Evoquant l’impact de se savoir gay sur l’entourage, Hadreas convoque dans ce titre la rage dévastatrice et la force salvatrice de la différence qui tout emportent, jusqu’à l’acceptation en étendard.
Car c’est bien de cela dont il s’agit : Mike Hadreas, autrefois imago, est une reine splendide et sexy devant laquelle il faut désormais se prosterner tant il manie avec brio sensibilité et rage, lumière et obscurité. Flirtant avec les années 50 autant qu’avec l’esthétique cheap des années 80, Too Bright oscille entre disco et krautrock et cela sans vergogne. On ressent d’ailleurs l’influence d’Adrian Utley, guitariste de Portishead, dans cette manière de salir le son en le saturant. Des synthés inquiétants et old school de Fool et Longpip au piano rassurant de Too Bright, tout témoigne ici d’une recherche certaine dans le son autant que dans l’ambiance. Paillettes et fèces. Cohérents, certains titres se répondent dans la rythmique, tel que My Body et Grid, dont les épileptiques lignes de basse résonnent de concert. Perfume Genius revêt le cri et l’hypnotique comme une robe, et ça lui va plutôt bien, avec de hauts talons et du fond de teint.

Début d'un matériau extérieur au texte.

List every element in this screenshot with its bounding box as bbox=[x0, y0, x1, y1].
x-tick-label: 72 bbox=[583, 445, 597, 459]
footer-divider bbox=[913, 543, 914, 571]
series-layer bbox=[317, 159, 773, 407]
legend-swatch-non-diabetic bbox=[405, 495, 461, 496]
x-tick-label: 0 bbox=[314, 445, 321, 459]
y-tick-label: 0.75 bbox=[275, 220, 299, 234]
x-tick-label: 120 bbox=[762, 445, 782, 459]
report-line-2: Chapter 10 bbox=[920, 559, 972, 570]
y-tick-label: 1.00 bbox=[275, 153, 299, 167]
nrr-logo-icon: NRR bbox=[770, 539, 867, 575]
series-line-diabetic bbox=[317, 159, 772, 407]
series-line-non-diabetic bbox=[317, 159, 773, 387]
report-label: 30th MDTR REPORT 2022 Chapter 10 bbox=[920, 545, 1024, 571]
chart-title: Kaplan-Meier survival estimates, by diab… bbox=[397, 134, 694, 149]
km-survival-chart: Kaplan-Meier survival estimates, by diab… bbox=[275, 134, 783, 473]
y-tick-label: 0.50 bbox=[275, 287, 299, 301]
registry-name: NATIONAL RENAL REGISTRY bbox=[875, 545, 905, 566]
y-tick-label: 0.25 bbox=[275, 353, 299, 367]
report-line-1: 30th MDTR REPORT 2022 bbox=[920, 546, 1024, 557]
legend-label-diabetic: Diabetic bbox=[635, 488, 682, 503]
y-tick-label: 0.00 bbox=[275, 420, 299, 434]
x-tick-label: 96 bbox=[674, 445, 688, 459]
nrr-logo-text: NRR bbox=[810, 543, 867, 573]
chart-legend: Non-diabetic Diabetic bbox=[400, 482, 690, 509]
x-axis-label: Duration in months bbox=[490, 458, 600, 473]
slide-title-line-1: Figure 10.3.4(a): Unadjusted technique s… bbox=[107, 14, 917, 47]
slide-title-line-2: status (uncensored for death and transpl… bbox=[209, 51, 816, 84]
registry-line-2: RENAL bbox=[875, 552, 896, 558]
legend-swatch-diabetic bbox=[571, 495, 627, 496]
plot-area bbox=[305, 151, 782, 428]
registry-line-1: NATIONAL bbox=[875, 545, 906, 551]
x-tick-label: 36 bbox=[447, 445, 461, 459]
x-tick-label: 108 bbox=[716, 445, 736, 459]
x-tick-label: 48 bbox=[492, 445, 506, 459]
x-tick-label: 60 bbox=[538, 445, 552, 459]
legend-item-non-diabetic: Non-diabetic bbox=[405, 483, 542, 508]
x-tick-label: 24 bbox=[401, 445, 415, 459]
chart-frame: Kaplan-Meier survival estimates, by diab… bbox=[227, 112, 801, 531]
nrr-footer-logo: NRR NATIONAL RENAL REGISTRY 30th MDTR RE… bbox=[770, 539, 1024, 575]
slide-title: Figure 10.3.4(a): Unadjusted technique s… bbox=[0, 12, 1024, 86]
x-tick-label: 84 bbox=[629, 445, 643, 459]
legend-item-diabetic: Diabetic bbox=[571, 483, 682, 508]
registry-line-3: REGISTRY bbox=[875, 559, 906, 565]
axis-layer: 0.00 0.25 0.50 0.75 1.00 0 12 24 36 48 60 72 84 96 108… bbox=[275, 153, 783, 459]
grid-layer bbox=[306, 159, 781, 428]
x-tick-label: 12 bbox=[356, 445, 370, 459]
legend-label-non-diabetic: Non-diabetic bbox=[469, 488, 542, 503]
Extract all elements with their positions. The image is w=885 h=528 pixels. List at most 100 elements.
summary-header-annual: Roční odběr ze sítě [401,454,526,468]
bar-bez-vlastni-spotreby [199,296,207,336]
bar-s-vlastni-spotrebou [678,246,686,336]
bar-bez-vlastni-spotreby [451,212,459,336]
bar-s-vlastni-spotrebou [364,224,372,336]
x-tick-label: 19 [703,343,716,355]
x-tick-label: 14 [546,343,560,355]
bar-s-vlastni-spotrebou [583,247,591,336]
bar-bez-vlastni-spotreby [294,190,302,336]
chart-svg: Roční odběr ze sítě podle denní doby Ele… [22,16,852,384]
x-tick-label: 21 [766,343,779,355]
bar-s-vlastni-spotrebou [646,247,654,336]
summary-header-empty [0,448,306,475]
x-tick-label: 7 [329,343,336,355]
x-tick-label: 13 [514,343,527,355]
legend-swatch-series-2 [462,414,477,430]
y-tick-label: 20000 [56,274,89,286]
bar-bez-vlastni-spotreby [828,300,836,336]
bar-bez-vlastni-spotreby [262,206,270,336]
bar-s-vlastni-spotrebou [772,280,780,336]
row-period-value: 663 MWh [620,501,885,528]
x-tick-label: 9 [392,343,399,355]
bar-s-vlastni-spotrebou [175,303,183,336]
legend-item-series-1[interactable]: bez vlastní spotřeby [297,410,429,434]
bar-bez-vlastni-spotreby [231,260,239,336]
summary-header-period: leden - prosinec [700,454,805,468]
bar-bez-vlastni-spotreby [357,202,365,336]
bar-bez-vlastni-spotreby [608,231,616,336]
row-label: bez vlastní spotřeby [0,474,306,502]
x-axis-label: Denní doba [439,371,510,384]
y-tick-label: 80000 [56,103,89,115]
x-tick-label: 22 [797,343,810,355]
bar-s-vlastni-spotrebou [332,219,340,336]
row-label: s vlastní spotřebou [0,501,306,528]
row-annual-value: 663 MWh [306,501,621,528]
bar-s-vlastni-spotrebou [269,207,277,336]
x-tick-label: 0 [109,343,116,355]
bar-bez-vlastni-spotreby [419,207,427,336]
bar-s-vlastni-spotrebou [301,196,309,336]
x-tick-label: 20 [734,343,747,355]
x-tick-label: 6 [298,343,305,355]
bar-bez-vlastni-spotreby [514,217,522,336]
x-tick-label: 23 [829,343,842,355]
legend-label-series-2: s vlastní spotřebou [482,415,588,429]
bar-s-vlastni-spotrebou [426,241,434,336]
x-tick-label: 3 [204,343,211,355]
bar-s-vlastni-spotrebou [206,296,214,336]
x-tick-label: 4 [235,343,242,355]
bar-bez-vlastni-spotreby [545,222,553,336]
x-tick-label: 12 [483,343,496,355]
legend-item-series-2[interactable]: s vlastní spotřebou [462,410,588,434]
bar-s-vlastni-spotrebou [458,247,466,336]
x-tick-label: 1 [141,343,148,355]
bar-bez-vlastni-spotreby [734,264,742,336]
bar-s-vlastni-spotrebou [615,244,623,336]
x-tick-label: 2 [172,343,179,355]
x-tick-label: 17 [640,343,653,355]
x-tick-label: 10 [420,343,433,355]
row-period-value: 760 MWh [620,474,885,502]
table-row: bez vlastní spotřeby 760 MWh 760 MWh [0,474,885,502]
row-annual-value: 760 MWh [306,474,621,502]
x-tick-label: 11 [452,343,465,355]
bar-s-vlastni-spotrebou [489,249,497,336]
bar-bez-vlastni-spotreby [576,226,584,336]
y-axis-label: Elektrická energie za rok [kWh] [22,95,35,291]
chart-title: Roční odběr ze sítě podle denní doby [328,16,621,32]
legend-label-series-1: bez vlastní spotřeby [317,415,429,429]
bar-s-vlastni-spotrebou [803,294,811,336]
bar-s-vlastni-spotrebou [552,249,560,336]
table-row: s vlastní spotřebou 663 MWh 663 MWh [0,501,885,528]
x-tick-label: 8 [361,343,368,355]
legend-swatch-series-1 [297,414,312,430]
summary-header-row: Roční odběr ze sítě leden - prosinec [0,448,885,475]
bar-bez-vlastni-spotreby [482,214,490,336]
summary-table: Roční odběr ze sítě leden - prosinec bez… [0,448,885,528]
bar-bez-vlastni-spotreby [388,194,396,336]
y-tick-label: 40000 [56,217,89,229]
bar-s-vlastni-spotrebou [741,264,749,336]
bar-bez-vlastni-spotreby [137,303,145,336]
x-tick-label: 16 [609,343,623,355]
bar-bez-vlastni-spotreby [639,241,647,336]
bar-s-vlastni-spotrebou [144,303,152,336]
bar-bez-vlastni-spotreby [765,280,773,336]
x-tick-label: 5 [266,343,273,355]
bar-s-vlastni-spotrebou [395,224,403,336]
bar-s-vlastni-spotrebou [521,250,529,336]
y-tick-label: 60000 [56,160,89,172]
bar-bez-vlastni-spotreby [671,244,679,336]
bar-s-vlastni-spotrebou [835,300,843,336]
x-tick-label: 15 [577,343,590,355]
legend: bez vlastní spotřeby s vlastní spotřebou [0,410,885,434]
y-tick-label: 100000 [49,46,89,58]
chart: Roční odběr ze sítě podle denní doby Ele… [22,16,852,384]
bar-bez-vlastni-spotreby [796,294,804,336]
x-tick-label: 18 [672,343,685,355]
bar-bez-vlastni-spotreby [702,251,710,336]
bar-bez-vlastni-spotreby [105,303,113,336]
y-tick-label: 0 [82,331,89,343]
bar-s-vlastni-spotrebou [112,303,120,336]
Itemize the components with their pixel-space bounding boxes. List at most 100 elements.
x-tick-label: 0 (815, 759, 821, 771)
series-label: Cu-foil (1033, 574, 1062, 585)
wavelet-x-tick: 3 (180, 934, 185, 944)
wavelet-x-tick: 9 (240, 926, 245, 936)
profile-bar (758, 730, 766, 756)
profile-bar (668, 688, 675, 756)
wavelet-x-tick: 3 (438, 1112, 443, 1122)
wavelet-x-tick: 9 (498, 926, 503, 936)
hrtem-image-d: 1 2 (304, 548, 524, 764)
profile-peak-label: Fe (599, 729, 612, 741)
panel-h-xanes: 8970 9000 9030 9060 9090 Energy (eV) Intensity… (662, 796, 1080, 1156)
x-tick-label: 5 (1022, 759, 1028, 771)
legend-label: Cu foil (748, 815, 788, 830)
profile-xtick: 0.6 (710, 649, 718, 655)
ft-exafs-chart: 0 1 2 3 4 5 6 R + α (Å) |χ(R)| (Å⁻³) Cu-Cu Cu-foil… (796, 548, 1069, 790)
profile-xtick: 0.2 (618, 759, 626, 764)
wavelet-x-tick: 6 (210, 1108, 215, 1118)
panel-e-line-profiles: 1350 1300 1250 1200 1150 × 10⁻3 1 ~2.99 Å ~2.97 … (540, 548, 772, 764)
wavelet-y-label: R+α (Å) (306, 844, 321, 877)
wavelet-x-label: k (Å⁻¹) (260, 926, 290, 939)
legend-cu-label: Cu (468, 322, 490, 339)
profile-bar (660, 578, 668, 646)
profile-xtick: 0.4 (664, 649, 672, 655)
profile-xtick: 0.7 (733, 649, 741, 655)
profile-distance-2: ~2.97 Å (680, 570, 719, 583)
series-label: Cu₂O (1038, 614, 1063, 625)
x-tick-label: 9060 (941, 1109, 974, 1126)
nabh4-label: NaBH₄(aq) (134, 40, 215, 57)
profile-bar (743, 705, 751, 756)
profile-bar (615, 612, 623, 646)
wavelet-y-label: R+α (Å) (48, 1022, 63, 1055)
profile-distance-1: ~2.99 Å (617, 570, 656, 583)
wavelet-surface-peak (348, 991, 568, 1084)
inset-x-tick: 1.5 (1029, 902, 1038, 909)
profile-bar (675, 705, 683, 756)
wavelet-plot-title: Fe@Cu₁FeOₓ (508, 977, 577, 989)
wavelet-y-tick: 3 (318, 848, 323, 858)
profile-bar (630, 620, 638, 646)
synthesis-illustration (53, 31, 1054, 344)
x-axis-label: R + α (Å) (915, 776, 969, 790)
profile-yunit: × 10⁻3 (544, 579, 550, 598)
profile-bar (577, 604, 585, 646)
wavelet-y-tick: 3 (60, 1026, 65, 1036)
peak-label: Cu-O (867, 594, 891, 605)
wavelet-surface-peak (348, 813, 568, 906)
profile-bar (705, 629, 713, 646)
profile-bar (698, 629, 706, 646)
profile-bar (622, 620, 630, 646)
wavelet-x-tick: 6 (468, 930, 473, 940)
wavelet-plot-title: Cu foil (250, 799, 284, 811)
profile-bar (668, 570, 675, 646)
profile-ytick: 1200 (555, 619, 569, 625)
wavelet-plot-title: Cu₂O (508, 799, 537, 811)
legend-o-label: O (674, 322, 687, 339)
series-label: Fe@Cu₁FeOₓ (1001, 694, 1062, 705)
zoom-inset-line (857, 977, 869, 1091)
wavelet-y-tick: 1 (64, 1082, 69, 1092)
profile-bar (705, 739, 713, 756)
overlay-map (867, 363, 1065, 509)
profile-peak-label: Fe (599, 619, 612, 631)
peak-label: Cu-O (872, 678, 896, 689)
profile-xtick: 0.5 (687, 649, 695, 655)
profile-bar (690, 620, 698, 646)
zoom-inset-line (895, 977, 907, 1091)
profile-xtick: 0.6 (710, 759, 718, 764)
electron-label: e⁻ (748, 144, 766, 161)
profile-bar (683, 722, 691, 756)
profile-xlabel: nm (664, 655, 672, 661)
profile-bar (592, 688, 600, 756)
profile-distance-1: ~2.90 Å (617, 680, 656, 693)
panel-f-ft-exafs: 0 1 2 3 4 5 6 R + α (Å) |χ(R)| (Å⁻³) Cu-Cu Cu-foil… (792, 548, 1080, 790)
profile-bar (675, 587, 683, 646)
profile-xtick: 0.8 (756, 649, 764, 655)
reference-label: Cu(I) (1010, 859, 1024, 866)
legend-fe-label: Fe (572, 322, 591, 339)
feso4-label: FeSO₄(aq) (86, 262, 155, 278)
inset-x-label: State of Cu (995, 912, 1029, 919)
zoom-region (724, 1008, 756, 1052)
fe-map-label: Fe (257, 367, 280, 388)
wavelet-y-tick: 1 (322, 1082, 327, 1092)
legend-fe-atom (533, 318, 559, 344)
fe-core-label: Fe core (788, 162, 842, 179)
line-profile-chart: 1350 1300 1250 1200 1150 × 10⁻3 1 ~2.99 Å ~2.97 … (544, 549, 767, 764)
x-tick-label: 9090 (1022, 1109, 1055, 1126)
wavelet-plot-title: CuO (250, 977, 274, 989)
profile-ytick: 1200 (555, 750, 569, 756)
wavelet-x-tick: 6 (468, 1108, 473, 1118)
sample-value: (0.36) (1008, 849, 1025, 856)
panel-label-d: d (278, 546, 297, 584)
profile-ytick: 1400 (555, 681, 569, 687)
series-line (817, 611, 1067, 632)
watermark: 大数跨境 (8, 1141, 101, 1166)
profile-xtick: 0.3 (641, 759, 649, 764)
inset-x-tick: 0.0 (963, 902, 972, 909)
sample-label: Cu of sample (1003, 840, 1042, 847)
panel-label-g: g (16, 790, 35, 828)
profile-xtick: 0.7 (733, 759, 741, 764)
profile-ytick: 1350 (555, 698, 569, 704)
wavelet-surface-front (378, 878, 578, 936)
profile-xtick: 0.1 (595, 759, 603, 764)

Le changement lumineux a-t -il pour autant chassé les vieux démons du chanteur torturé par l’alcool, le sexe et l’autodestruction ? La réponse se trouve sans doute dans le titre Grid qui rappelle qu’il n’y pas d’ange au-dessus de la grille et que la merde et le diamant s’avalent toujours l’un et l’autre.
« I know you worry
Baby, sometimes – maybe baby.
You were right
I can see
See for miles
The same old line
There is no angel
Above the grid
Maybe baby
This is it
A diamond
Swallowed and shit
Then swallowed again
At least we know where it’s been », Perfume Genius, Grid.
Notre coup de cœur incontestable va pour le titre I’m a Mother qui questionne la paternité homosexuelle par le biais d’une ambiance sombre et torturée à l’extrême, la voix d’Hadreas n’ayant de cesse d’être à la brèche jusqu’à l’ouverture finale, plus solaire.
«[My mom is] convinced that I’m going to have children, but I’m not really certain how I’m going to do that. It’s hard not to be ashamed of that, in a weird way—that I can’t have children in a natural way. It’s not like me and my boyfriend are just going to pop out a butt baby all of a sudden », Mike Hadreas à propos du titre I’m a Mother (Pitchwork).
Un incontournable, une nouvelle fois.
Sortie le 22 septembre (Matador Records).